5-Minute Egg Drop Soup – A Quick And Nourishing Meal
Egg Drop Soup is a light, silky, and flavorful Chinese soup made with whisked eggs, savory broth, and a touch of seasoning. This quick and easy recipe takes only 15 minutes and delivers a warm, comforting bowl of goodness!
Prep Time 5 minutes mins
Cook Time 10 minutes mins
Total Time 15 minutes mins
Course Soup
Cuisine Chinese
Servings 4
Calories 80 kcal
- 4 cups chicken broth or vegetable broth
- 2 large eggs
- 1 tablespoon cornstarch optional, for thicker soup
- 2 tablespoons cold water
- ½ teaspoon sesame oil
- 1 teaspoon soy sauce
- ¼ teaspoon white pepper or black pepper
- ½ teaspoon salt adjust to taste
- ½ teaspoon ground ginger
- 2 green onions thinly sliced
- ½ cup corn kernels optional, for extra texture
Prepare the Broth
In a medium pot, bring chicken broth, soy sauce, white pepper, salt, and ground ginger to a gentle simmer over medium heat.
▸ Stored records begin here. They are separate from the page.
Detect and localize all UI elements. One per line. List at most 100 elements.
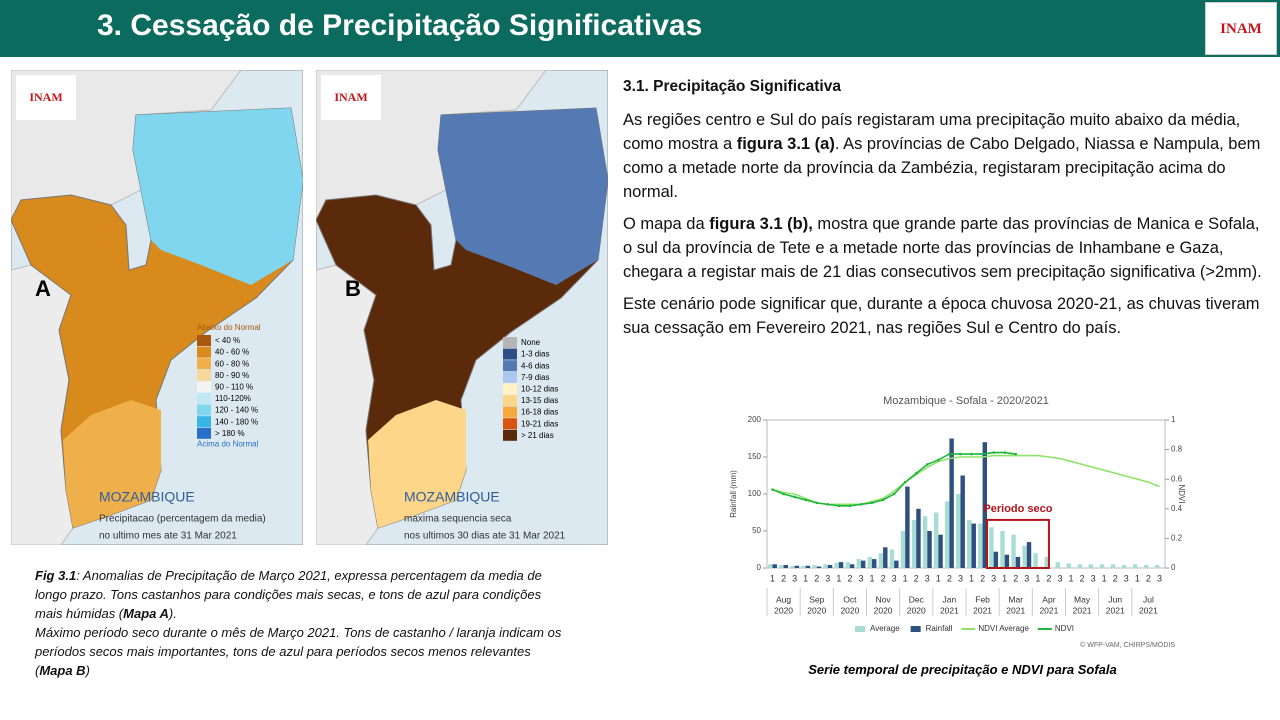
bar <box>916 508 921 568</box>
bar <box>1026 542 1032 568</box>
legend-label: < 40 % <box>215 336 240 345</box>
x-tick-label: 2 <box>1046 573 1051 583</box>
month-label: Sep <box>809 594 824 604</box>
x-tick-label: 2 <box>781 573 786 583</box>
chart-caption: Serie temporal de precipitação e NDVI pa… <box>808 662 1117 677</box>
map-country: MOZAMBIQUE <box>404 489 500 505</box>
line-point <box>948 452 951 456</box>
bar <box>849 564 855 568</box>
text: As regiões centro e Sul do país registar… <box>623 111 1241 153</box>
text: mostra que grande parte das províncias d… <box>623 215 1262 281</box>
x-tick-label: 1 <box>770 573 775 583</box>
legend-swatch <box>503 418 517 430</box>
x-tick-label: 3 <box>991 573 996 583</box>
bar <box>856 559 861 568</box>
legend-label: 4-6 dias <box>521 361 549 370</box>
year-label: 2020 <box>874 605 893 615</box>
line-point <box>804 498 807 502</box>
x-tick-label: 2 <box>847 573 852 583</box>
caption-part: Mapa B <box>39 663 86 678</box>
bar <box>878 553 884 568</box>
legend-label: None <box>521 338 541 347</box>
paragraph: Este cenário pode significar que, durant… <box>623 292 1263 340</box>
bar <box>927 531 932 568</box>
line <box>772 454 1160 506</box>
y-tick-label: 150 <box>748 452 762 461</box>
y2-tick-label: 0.6 <box>1171 474 1183 483</box>
annotation: Periodo seco <box>983 503 1052 515</box>
bar <box>944 501 950 568</box>
year-label: 2020 <box>840 605 859 615</box>
bar <box>872 559 877 568</box>
bar <box>779 565 784 568</box>
line-point <box>1003 451 1006 454</box>
x-tick-label: 1 <box>1035 573 1040 583</box>
bar <box>1143 565 1149 568</box>
month-label: Nov <box>876 594 892 604</box>
y2-tick-label: 0.2 <box>1171 534 1183 543</box>
line-point <box>859 503 863 506</box>
legend-label: 19-21 dias <box>521 419 558 428</box>
text: figura 3.1 (b), <box>709 215 813 233</box>
year-label: 2021 <box>1006 605 1025 615</box>
line-point <box>826 503 830 506</box>
bar <box>922 516 928 568</box>
bar <box>1022 545 1027 568</box>
x-tick-label: 3 <box>958 573 963 583</box>
bar <box>1088 564 1094 568</box>
bar <box>905 486 910 568</box>
region <box>368 400 466 528</box>
bar <box>978 523 983 568</box>
logo-box <box>16 75 76 120</box>
x-tick-label: 1 <box>1002 573 1007 583</box>
legend-swatch <box>197 369 211 381</box>
bar <box>823 564 828 568</box>
month-label: Aug <box>776 594 791 604</box>
legend-label: 16-18 dias <box>521 408 558 417</box>
bar <box>949 438 954 568</box>
month-label: Jul <box>1143 594 1154 604</box>
text-section: 3.1. Precipitação Significativa As regiõ… <box>623 78 1263 348</box>
bar <box>938 534 943 568</box>
region <box>63 400 161 528</box>
x-tick-label: 2 <box>1113 573 1118 583</box>
bar <box>772 564 777 568</box>
legend-swatch <box>197 404 211 416</box>
bar <box>1011 534 1016 568</box>
legend-label: > 21 dias <box>521 431 554 440</box>
chart: Mozambique - Sofala - 2020/2021 0 50 100 150… <box>729 395 1185 649</box>
bar <box>1110 564 1116 568</box>
x-tick-label: 2 <box>914 573 919 583</box>
legend-label: 13-15 dias <box>521 396 558 405</box>
map-caption: no ultimo mes ate 31 Mar 2021 <box>99 531 237 542</box>
bar <box>993 551 999 568</box>
line-point <box>914 471 918 475</box>
legend-swatch <box>197 416 211 428</box>
bar <box>867 556 873 568</box>
bar <box>845 562 850 568</box>
line-point <box>981 452 984 456</box>
y2-tick-label: 0.8 <box>1171 445 1183 454</box>
line-point <box>992 451 995 454</box>
x-tick-label: 1 <box>969 573 974 583</box>
y2-tick-label: 1 <box>1171 415 1176 424</box>
section-heading: 3.1. Precipitação Significativa <box>623 78 841 95</box>
bar <box>827 565 833 568</box>
map-logo: INAM <box>29 90 62 104</box>
x-tick-label: 3 <box>925 573 930 583</box>
x-tick-label: 3 <box>1024 573 1029 583</box>
y-tick-label: 0 <box>757 563 762 572</box>
legend-swatch <box>503 406 517 418</box>
legend-footer: Acima do Normal <box>197 440 259 449</box>
slide-title: 3. Cessação de Precipitação Significativ… <box>97 9 703 42</box>
bar <box>1077 564 1083 568</box>
year-label: 2021 <box>940 605 959 615</box>
year-label: 2021 <box>1039 605 1058 615</box>
bar <box>883 547 888 568</box>
legend-swatch <box>197 346 211 358</box>
map: INAM A Abaixo do Normal < 40 % 40 - 60 % 60 -… <box>11 70 303 545</box>
year-label: 2021 <box>1106 605 1125 615</box>
year-label: 2020 <box>807 605 826 615</box>
caption-part: ). <box>168 606 177 621</box>
bar <box>933 512 939 568</box>
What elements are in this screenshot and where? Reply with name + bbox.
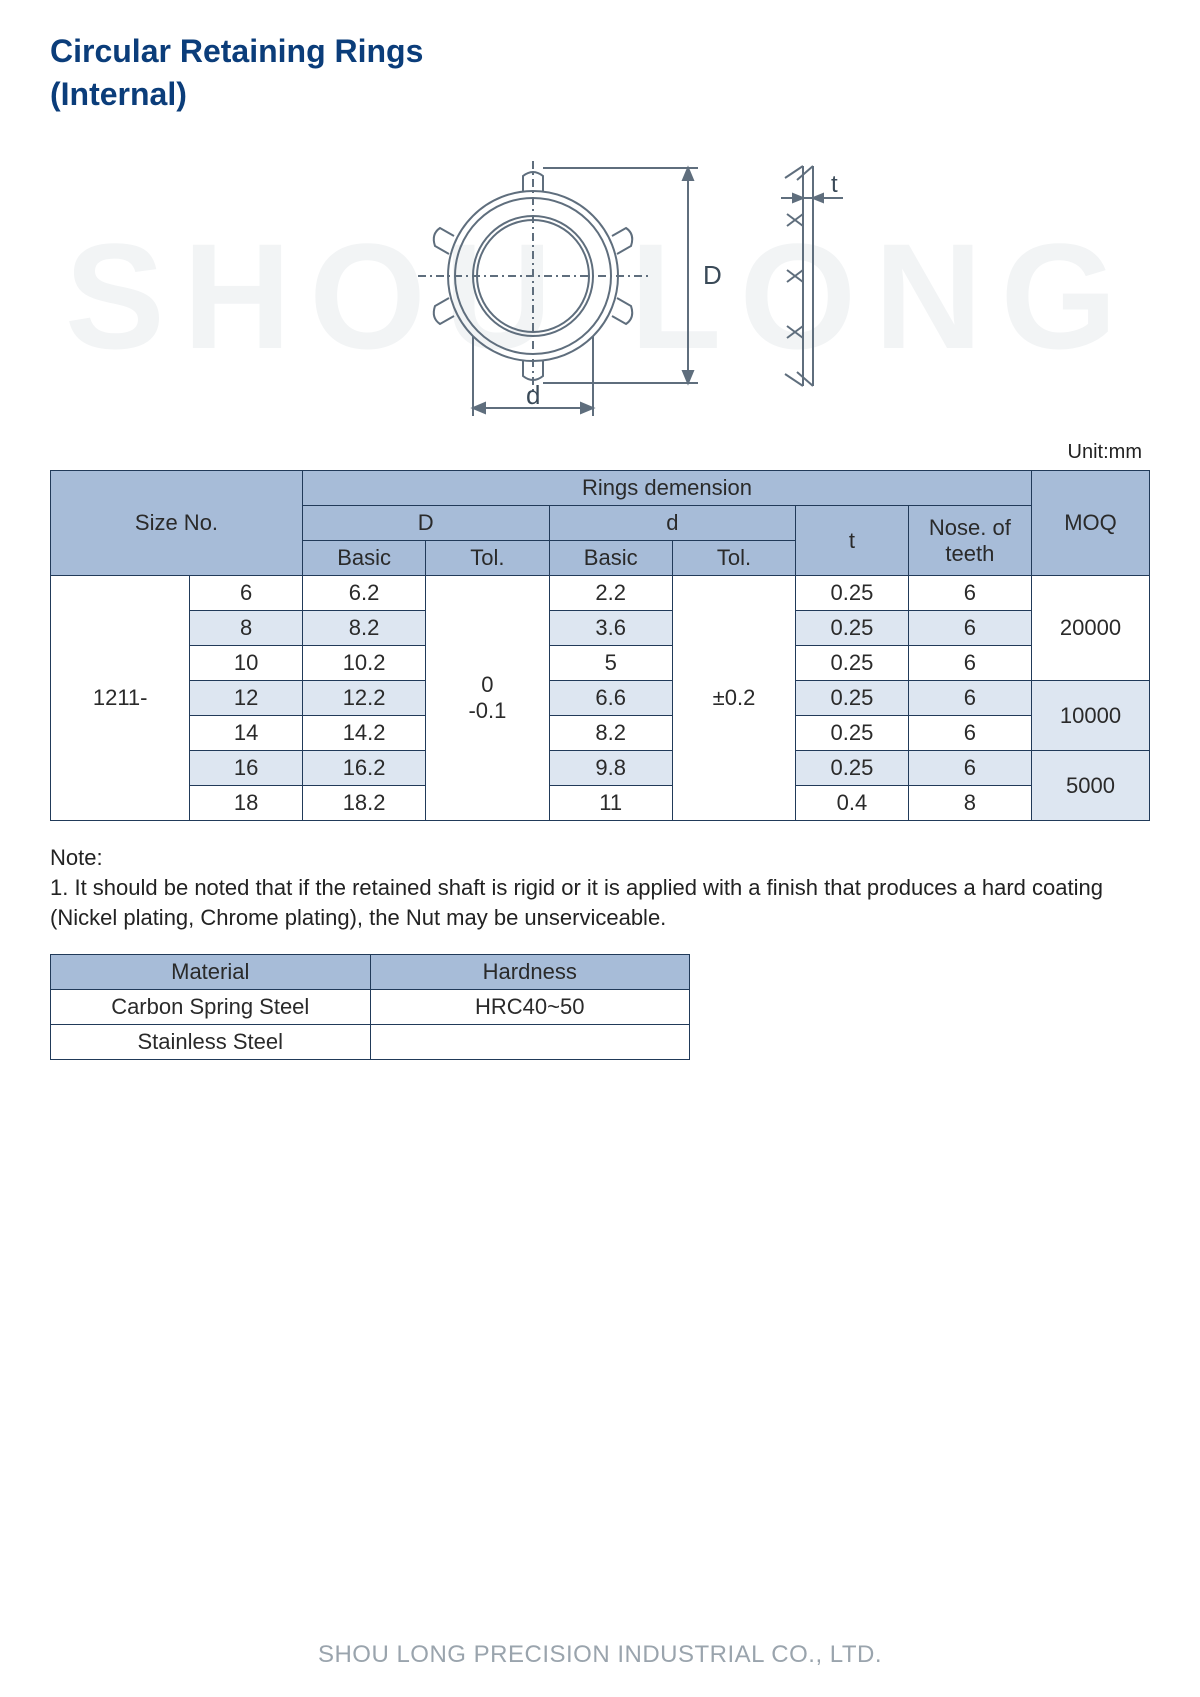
cell: 5 xyxy=(549,646,672,681)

Make the Cornstarch Slurry (Optional)
In a small bowl, mix cornstarch with cold water until dissolved. Stir into the simmering broth to thicken.
Whisk And Add the Eggs
In another bowl, whisk eggs until smooth.
Slowly drizzle the eggs into the hot broth while stirring in a circular motion to create delicate egg ribbons.
Finish And Serve
Add sesame oil, green onions, and corn (if using). Stir gently and cook for 1-2 more minutes.
Serve hot and enjoy!
- Thicker Soup? Add the cornstarch slurry before the eggs.
- More Flavor? Add mushrooms, tofu, or shredded chicken.
- Storage: Keep in the fridge for up to 3 days.